Era un uomo vero Renzo. Un uomo semplice. Di una semplicità che fa scuola, senza tanti giri di parole o insegnamenti lagnosi.
Io Renzo l'ho conosciuto quando sono nato. In quella via Montopolo dove lui ha vissuto fino ad oggi. Avevo tre anni quando mi trasferii in via Allende (Colle d'Agnola), ma Renzo ha sempre continuato a salutarmi ("Ciao Matteone") come se vivessimo accanto.
Insieme a suo figlio, Paolo, "Paolino", che ci ha lasciato qualche anno fa. Alla sua Zara, la cagnolina che avevano quando ero piccino (e della quale mi raccontano che fossi davvero innamorato).

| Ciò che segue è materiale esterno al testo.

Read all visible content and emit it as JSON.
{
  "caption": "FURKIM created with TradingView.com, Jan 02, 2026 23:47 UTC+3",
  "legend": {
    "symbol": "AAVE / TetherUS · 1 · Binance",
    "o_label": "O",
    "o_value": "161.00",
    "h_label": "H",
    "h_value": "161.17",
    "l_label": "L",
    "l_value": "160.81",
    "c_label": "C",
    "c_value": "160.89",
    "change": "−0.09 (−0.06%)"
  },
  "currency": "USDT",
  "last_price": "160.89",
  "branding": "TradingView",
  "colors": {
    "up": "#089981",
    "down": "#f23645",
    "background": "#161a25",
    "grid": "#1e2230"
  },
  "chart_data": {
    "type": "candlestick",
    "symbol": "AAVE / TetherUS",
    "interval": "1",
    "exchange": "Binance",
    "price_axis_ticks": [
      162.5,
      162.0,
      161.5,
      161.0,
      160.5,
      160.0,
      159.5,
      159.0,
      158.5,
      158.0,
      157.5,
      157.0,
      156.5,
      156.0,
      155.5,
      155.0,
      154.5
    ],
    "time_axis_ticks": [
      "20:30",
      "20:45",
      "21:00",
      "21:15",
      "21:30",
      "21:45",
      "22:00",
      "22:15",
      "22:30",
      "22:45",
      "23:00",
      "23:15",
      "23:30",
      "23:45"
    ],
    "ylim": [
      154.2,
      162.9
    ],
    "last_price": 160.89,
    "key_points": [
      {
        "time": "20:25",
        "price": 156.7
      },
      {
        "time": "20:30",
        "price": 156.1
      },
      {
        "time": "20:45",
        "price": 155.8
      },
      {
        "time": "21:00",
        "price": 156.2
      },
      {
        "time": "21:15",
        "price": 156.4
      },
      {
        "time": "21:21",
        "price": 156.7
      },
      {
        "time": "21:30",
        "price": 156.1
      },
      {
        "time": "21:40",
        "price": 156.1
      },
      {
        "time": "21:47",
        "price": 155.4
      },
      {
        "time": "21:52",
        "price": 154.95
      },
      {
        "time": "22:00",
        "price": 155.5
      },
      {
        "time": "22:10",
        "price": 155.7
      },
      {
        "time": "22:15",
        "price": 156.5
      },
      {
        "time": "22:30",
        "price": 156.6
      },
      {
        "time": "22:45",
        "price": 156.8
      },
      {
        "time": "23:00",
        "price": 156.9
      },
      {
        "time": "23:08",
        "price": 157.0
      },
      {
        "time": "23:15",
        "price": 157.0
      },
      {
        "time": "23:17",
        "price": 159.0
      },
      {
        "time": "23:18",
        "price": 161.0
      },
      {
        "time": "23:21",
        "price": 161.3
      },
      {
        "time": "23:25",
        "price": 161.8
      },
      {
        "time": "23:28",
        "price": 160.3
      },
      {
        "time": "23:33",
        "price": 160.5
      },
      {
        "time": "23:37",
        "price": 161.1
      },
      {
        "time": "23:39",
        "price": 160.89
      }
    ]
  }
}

Renzo Mori era un uomo buono. Per davvero. E di ulteriormente bello c'è che questa sua bontà è stata trasmessa, sentita, capita da molti. Senza tanti giri di parole. Con semplicità, con la naturalezza di chi è umano nel pieno senso della parola.
Trasmessa, e qui sta la sua vera eccezionalità, ai più giovani. A chi frequentava ogni giorno il circolo, distante da lui non solo alcune generazioni, ma vere e proprie "ere geologiche", Renzo parlava con la sua lingua semplice. Calda e piena di vita. E lo capivano in molti, moltissimi.
E soprattutto per chi, come chi scrive, è nato negli anni Settanta, a cavallo fra un passato ormai remoto (fatto di epoche pre-cellulare e pre-internet) e un presente modernissimo, Renzo ha rappresentato una sorta segnalibro sul chi siamo, la nostra essenza.
Senza grossi giri di parole. Bastava un saluto. Ciao Renzo.